Interview: HEVIUS

Interview HEVIUS : entretien avec Julien Ferrier (chant, guitare). Propos recueillis par Skype le 22 juin 2021

Photo promo

Metal-Eyes : Hevius a été formé en 1995 en région parisienne, vous avez sorti un premier album, Derrière la lumière, en 2005, et l’an dernier, en 2020, vous avez publié Millénaire.

Julien : Exactement.

 

Metal-Eyes : C’est quoi, le groupe exactement ?

Julien (il rit): Ah, merde, on m’avait jamais posé cette question… Attends, je ne suis pas prêt (rires) ! C’est quoi l’histoire ? L’histoire c’est celle d’un groupe qui a commencé au lycée, comme beaucoup de groupes, et qui ne s’est jamais arrêté. Au final, en 15/20 ans, les gens viennent, partent, on grandi tous. Surtout, on a eu plusieurs époques, parce qu’au début, on ne faisait pas de metal, on faisait des reprises punk, The Offspring…

 

Metal-Eyes : Ouais, punk US…

Julien : Oui, punk californien. Très vite, on est passé à autre chose, on a fait des reprises metal mais à un moment, on s’est dit : des reprises, c’est sympa, mais là, il va falloir autre chose ». A partir du moment où on a composé notre premier titre, on n’a plus fait de reprises. Et en 2005, on avait un line up plutôt stable, on a sorti Derrière la lumière qu’on a complètement autoproduit – ça s’entend quand tu l’écoutes… Ça s’entend d’autant plus qu’à l’époque, c’est le chanteur qui s’est chargé du mixage, et il n’avait pas la moindre notion du mixage (rires). On a tout appris sur le tas, on a tout fait nous-mêmes, pareil pour la pochette. La seule chose qu’on n’ait pas fait nous-mêmes, c’est le pressage, mais là, ça ne dépendait pas de nous ! Après 2005, les choses ont un peu bougé : le chanteur est parti, le clavier aussi et là on s’est dits que ça allait être un peu compliqué de trouver quelqu’un. Finalement ça s’est faits, le guitariste aussi et, ce qu’il se passe au final, quand tu changes de personnel, c’est que les goûts ne sont pas forcément les mêmes. Il y a des morceaux qu’on a laissé tomber, d’autres qu’on a ajoutés, Olivier (Olivier Louis-Servais), avec sa façon de jouer de la guitare a aussi un peu changé la donne… Flo (Florian Altairac) avec ses claviers, pareil… Donc on a tout refait. Et l’album Millénaire, même s’il est sorti en 2020, on a mis du temps à le faire.

 

Metal-Eyes : On va en reparler. Le line-up actuel date de quand ?

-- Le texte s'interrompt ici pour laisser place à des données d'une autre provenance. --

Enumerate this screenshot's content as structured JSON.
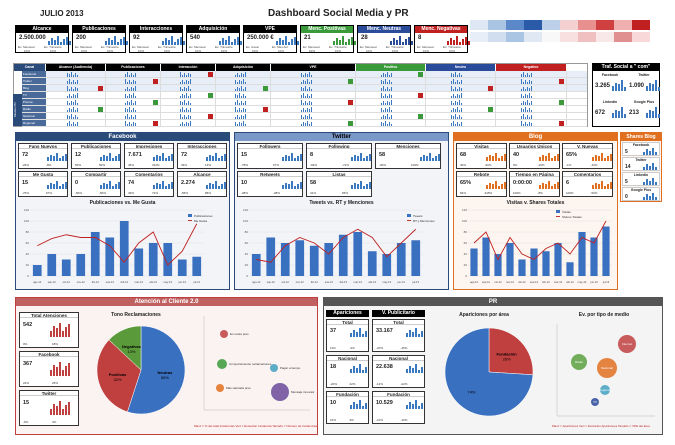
{
  "header": {
    "date": "JULIO 2013",
    "title": "Dashboard Social Media y PR"
  },
  "kpis": [
    {
      "label": "Alcance",
      "value": "2.500.000",
      "sub1": "Ex. Mensual",
      "sub2": "Ex. Trimestre",
      "p1": "10%",
      "p2": "10%",
      "color": "#000"
    },
    {
      "label": "Publicaciones",
      "value": "200",
      "sub1": "Ex. Mensual",
      "sub2": "Ex. Trimestre",
      "p1": "10%",
      "p2": "10%",
      "color": "#000"
    },
    {
      "label": "Interacciones",
      "value": "92",
      "sub1": "Ex. Mensual",
      "sub2": "Ex. Trimestre",
      "p1": "10%",
      "p2": "10%",
      "color": "#000"
    },
    {
      "label": "Adquisición",
      "value": "540",
      "sub1": "Ex. Mensual",
      "sub2": "Ex. Trimestre",
      "p1": "10%",
      "p2": "10%",
      "color": "#000"
    },
    {
      "label": "VPE",
      "value": "250.000 €",
      "sub1": "Ex. Anual",
      "sub2": "Ex. Mes Ant.",
      "p1": "10%",
      "p2": "10%",
      "color": "#000"
    },
    {
      "label": "Menc. Positivas",
      "value": "21",
      "sub1": "Ex. Mensual",
      "sub2": "Ex. Trimestre",
      "p1": "10%",
      "p2": "10%",
      "color": "#3a9a3a"
    },
    {
      "label": "Menc. Neutras",
      "value": "28",
      "sub1": "Ex. Mensual",
      "sub2": "Ex. Trimestre",
      "p1": "10%",
      "p2": "10%",
      "color": "#2a4a9a"
    },
    {
      "label": "Menc. Negativas",
      "value": "8",
      "sub1": "Ex. Mensual",
      "sub2": "Ex. Trimestre",
      "p1": "10%",
      "p2": "10%",
      "color": "#c02020"
    }
  ],
  "table": {
    "headers": [
      "Canal",
      "Alcance (Audiencia)",
      "Publicaciones",
      "Interacción",
      "Adquisición",
      "VPE",
      "Positivo",
      "Neutro",
      "Negativo"
    ],
    "rows": [
      "Facebook",
      "Twitter",
      "Blog",
      "TV",
      "Prensa",
      "Radio",
      "Nacional",
      "Regional"
    ],
    "side_label": "Medios PR"
  },
  "traf": {
    "title": "Traf. Social a \" com\"",
    "items": [
      {
        "label": "Facebook",
        "value": "3.265"
      },
      {
        "label": "Twitter",
        "value": "1.090"
      },
      {
        "label": "Linkedin",
        "value": "672"
      },
      {
        "label": "Google Plus",
        "value": "213"
      }
    ]
  },
  "facebook": {
    "title": "Facebook",
    "cards": [
      {
        "label": "Fans Nuevos",
        "value": "72",
        "a": "-26%",
        "b": "-8%"
      },
      {
        "label": "Publicaciones",
        "value": "12",
        "a": "50%",
        "b": "50%"
      },
      {
        "label": "Impresiones",
        "value": "7.671",
        "a": "45%",
        "b": "312%"
      },
      {
        "label": "Interacciones",
        "value": "72",
        "a": "33%",
        "b": "13%"
      },
      {
        "label": "Me Gusta",
        "value": "15",
        "a": "-76%",
        "b": "67%"
      },
      {
        "label": "Compartir",
        "value": "0",
        "a": "-50%",
        "b": "-50%"
      },
      {
        "label": "Comentarios",
        "value": "74",
        "a": "49%",
        "b": "72%"
      },
      {
        "label": "Alcance",
        "value": "2.274",
        "a": "-55%",
        "b": "86%"
      }
    ],
    "chart_title": "Publicaciones vs. Me Gusta",
    "legend": [
      "Publicaciones",
      "Me Gusta"
    ]
  },
  "twitter": {
    "title": "Twitter",
    "cards": [
      {
        "label": "Followers",
        "value": "15",
        "a": "-78%",
        "b": "67%"
      },
      {
        "label": "Following",
        "value": "8",
        "a": "-69%",
        "b": "-72%"
      },
      {
        "label": "Menciones",
        "value": "58",
        "a": "-30%",
        "b": "100%"
      },
      {
        "label": "Retweets",
        "value": "10",
        "a": "-38%",
        "b": "-38%"
      },
      {
        "label": "Listas",
        "value": "58",
        "a": "31%",
        "b": "65%"
      }
    ],
    "chart_title": "Tweets vs. RT y Menciones",
    "legend": [
      "Tweets",
      "RT y Menciones"
    ]
  },
  "blog": {
    "title": "Blog",
    "cards": [
      {
        "label": "Visitas",
        "value": "68",
        "a": "40%",
        "b": "-60%"
      },
      {
        "label": "Usuarios Únicos",
        "value": "40",
        "a": "9%",
        "b": "-16%"
      },
      {
        "label": "V. Nuevas",
        "value": "65%",
        "a": "-1%",
        "b": "-10%"
      },
      {
        "label": "Rebote",
        "value": "65%",
        "a": "84%",
        "b": "345%"
      },
      {
        "label": "Tiempo en Página",
        "value": "0:00:00",
        "a": "100%",
        "b": "-8%"
      },
      {
        "label": "Comentarios",
        "value": "6",
        "a": "100%",
        "b": "-50%"
      }
    ],
    "chart_title": "Visitas v. Shares Totales",
    "legend": [
      "Visitas",
      "Shares Totales"
    ]
  },
  "shares": {
    "title": "Shares Blog",
    "items": [
      {
        "label": "Facebook",
        "value": "5"
      },
      {
        "label": "Twitter",
        "value": "14"
      },
      {
        "label": "Linkedin",
        "value": "5"
      },
      {
        "label": "Google Plus",
        "value": "0"
      }
    ]
  },
  "atencion": {
    "title": "Atención al Cliente 2.0",
    "cards": [
      {
        "label": "Total Atenciones",
        "value": "542",
        "a": "0%",
        "b": "18%"
      },
      {
        "label": "Facebook",
        "value": "367",
        "a": "24%",
        "b": "25%"
      },
      {
        "label": "Twitter",
        "value": "15",
        "a": "-6%",
        "b": "4%"
      }
    ],
    "pie_title": "Tono Reclamaciones",
    "pie": [
      {
        "label": "Neutras",
        "pct": "55%",
        "value": 55,
        "color": "#3a70c0"
      },
      {
        "label": "Positivas",
        "pct": "32%",
        "value": 32,
        "color": "#c04040"
      },
      {
        "label": "Negativas",
        "pct": "13%",
        "value": 13,
        "color": "#5a9a3a"
      }
    ],
    "bubble_legend": [
      "En redes pres",
      "Comportamiento reclamaciones",
      "Más valorada pres",
      "Pagar a tiempo",
      "Mensaje innovador"
    ],
    "note": "Manz = % del total Incidencias  Vert = Evolución Incidencia  Tamaño = Número de Incidencias"
  },
  "pr": {
    "title": "PR",
    "col1": "Apariciones",
    "col2": "V. Publicitario",
    "cards": [
      {
        "label": "Total",
        "v1": "37",
        "v2": "33.167",
        "a1": "11%",
        "b1": "-2%",
        "a2": "-20%",
        "b2": "-45%"
      },
      {
        "label": "Nacional",
        "v1": "18",
        "v2": "22.638",
        "a1": "-20%",
        "b1": "22%",
        "a2": "-12%",
        "b2": "-22%"
      },
      {
        "label": "Fundación",
        "v1": "10",
        "v2": "10.529",
        "a1": "16%",
        "b1": "3%",
        "a2": "-10%",
        "b2": "-16%"
      }
    ],
    "pie_title": "Apariciones por área",
    "pie": [
      {
        "label": "Fundación",
        "pct": "26%",
        "value": 26,
        "color": "#c04040"
      },
      {
        "label": "",
        "pct": "74%",
        "value": 74,
        "color": "#3a70c0"
      }
    ],
    "bubble_title": "Ev. por tipo de medio",
    "bubbles": [
      {
        "label": "Internet",
        "color": "#c04040"
      },
      {
        "label": "Radio",
        "color": "#5aa040"
      },
      {
        "label": "Nacional",
        "color": "#e07020"
      },
      {
        "label": "Regional",
        "color": "#40a0c0"
      },
      {
        "label": "TV",
        "color": "#2a4a9a"
      }
    ],
    "note": "Manz = Apariciones  Vert = Evolución Apariciones  Tamaño = VPE del área"
  },
  "chart_data": [
    {
      "type": "bar",
      "title": "Publicaciones vs. Me Gusta",
      "categories": [
        "ago-12",
        "sep-12",
        "oct-12",
        "nov-12",
        "dic-12",
        "ene-13",
        "feb-13",
        "mar-13",
        "abr-13",
        "may-13",
        "jun-13",
        "jul-13"
      ],
      "series": [
        {
          "name": "Publicaciones",
          "values": [
            20,
            40,
            30,
            40,
            80,
            70,
            100,
            50,
            60,
            60,
            30,
            35
          ]
        },
        {
          "name": "Me Gusta",
          "values": [
            55,
            68,
            75,
            70,
            70,
            55,
            25,
            60,
            80,
            20,
            45,
            95
          ]
        }
      ],
      "ylim": [
        0,
        120
      ]
    },
    {
      "type": "bar",
      "title": "Tweets vs. RT y Menciones",
      "categories": [
        "ago-12",
        "sep-12",
        "oct-12",
        "nov-12",
        "dic-12",
        "ene-13",
        "feb-13",
        "mar-13",
        "abr-13",
        "may-13",
        "jun-13",
        "jul-13"
      ],
      "series": [
        {
          "name": "Tweets",
          "values": [
            40,
            70,
            60,
            65,
            55,
            60,
            75,
            80,
            45,
            40,
            60,
            65
          ]
        },
        {
          "name": "RT y Menciones",
          "values": [
            30,
            25,
            55,
            70,
            60,
            40,
            70,
            85,
            70,
            35,
            60,
            85
          ]
        }
      ],
      "ylim": [
        0,
        120
      ]
    },
    {
      "type": "bar",
      "title": "Visitas v. Shares Totales",
      "categories": [
        "ago-12",
        "sep-12",
        "oct-12",
        "nov-12",
        "dic-12",
        "ene-13",
        "feb-13",
        "mar-13",
        "abr-13",
        "may-13",
        "jun-13",
        "jul-13"
      ],
      "series": [
        {
          "name": "Visitas",
          "values": [
            50,
            70,
            40,
            60,
            30,
            50,
            45,
            60,
            25,
            80,
            70,
            90
          ]
        },
        {
          "name": "Shares Totales",
          "values": [
            60,
            80,
            30,
            70,
            40,
            30,
            50,
            60,
            40,
            70,
            60,
            100
          ]
        }
      ],
      "ylim": [
        0,
        120
      ]
    }
  ]
}
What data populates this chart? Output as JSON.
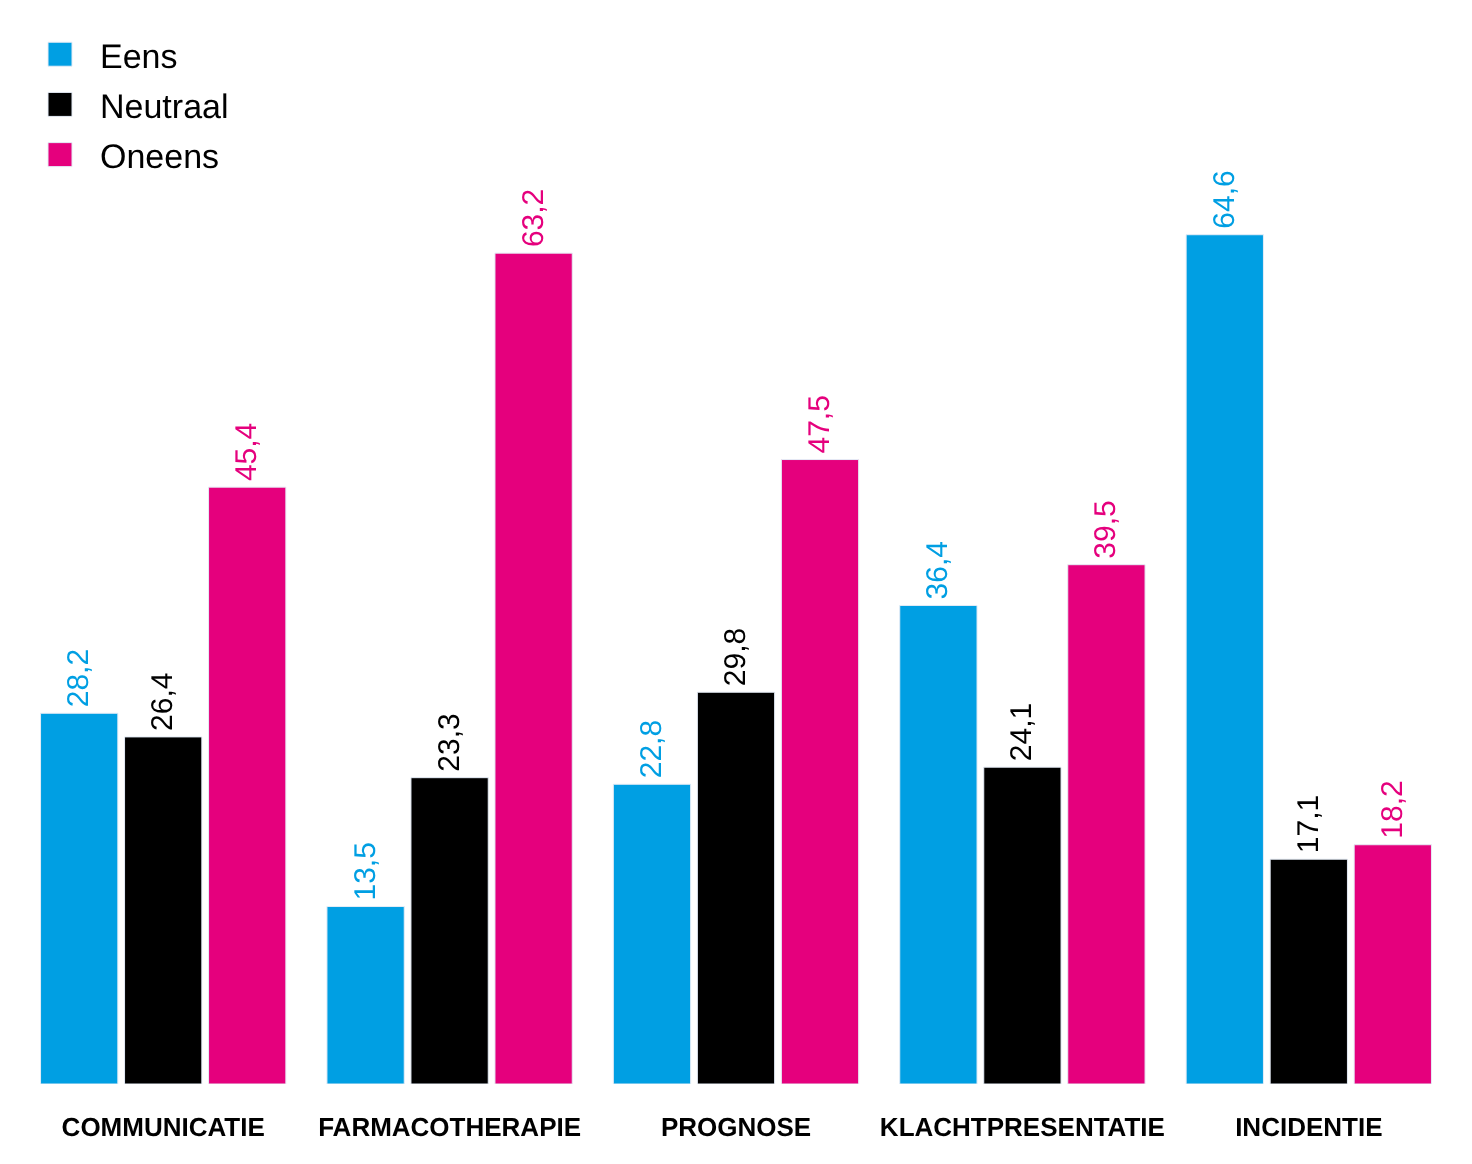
{
  "chart_data": {
    "type": "bar",
    "categories": [
      "COMMUNICATIE",
      "FARMACOTHERAPIE",
      "PROGNOSE",
      "KLACHTPRESENTATIE",
      "INCIDENTIE"
    ],
    "series": [
      {
        "name": "Eens",
        "color": "#009fe3",
        "values": [
          28.2,
          13.5,
          22.8,
          36.4,
          64.6
        ],
        "value_labels": [
          "28,2",
          "13,5",
          "22,8",
          "36,4",
          "64,6"
        ]
      },
      {
        "name": "Neutraal",
        "color": "#000000",
        "values": [
          26.4,
          23.3,
          29.8,
          24.1,
          17.1
        ],
        "value_labels": [
          "26,4",
          "23,3",
          "29,8",
          "24,1",
          "17,1"
        ]
      },
      {
        "name": "Oneens",
        "color": "#e5007d",
        "values": [
          45.4,
          63.2,
          47.5,
          39.5,
          18.2
        ],
        "value_labels": [
          "45,4",
          "63,2",
          "47,5",
          "39,5",
          "18,2"
        ]
      }
    ],
    "legend": "top left"
  }
}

Julien : Oh, punaise, moi et les dates… J’ai envie de te dire 2013, le dernier arrivé étant Hugo à la basse, Olivier est arrivé avant lui à la guitare… Je l’ai recruté à la source : vendeur de guitares (rires) !

 

Metal-Eyes : Entre les deux albums, l’un autoproduit, l’autre… un peu autoproduit aussi, il y a eu pas mal de mouvements de personnel. C’est dû à quoi tous ces changements ? Obligations familiales, boulot, le manque de visibilité sur l’environnement de la musique ?

Julien : Non, ça, ça n’a jamais été un problème parce qu’on n’a jamais eu comme objectif de défoncer le marché. Avant tout, c’est le plaisir de jouer. En 2005/2008, chacun devait s’affirmer dans sa vie professionnelle ou familiale et c’est comme ça que David, le chanteur, qui est parti – aussi pour des raisons musicales, ce qu’on faisait lui plaisait un peu moins. Fabio, c’était pour d’autres raisons parce qu’il commençait à avoir beaucoup de groupes, beaucoup de choses et il avait besoin de temps pour sa vie professionnelle. On était dans une période où chacun avait besoin de se stabiliser un peu. Du coup, l’avantage, c’est que les gens qu’on a trouvé étaient déjà stabilisés. Le bassiste est parti parce qu’il a déménagé et il habitait un peu trop loin, donc il a préféré arrêter.

 

Metal-Eyes : Tu parles de plaisir, c’est ce que j’ai écrit dans la chro de l’album. Vous cherchez quoi dans la musique ? Seulement du plaisir ou un peu plus ? Parce qu’avec un album tous les 15 ans…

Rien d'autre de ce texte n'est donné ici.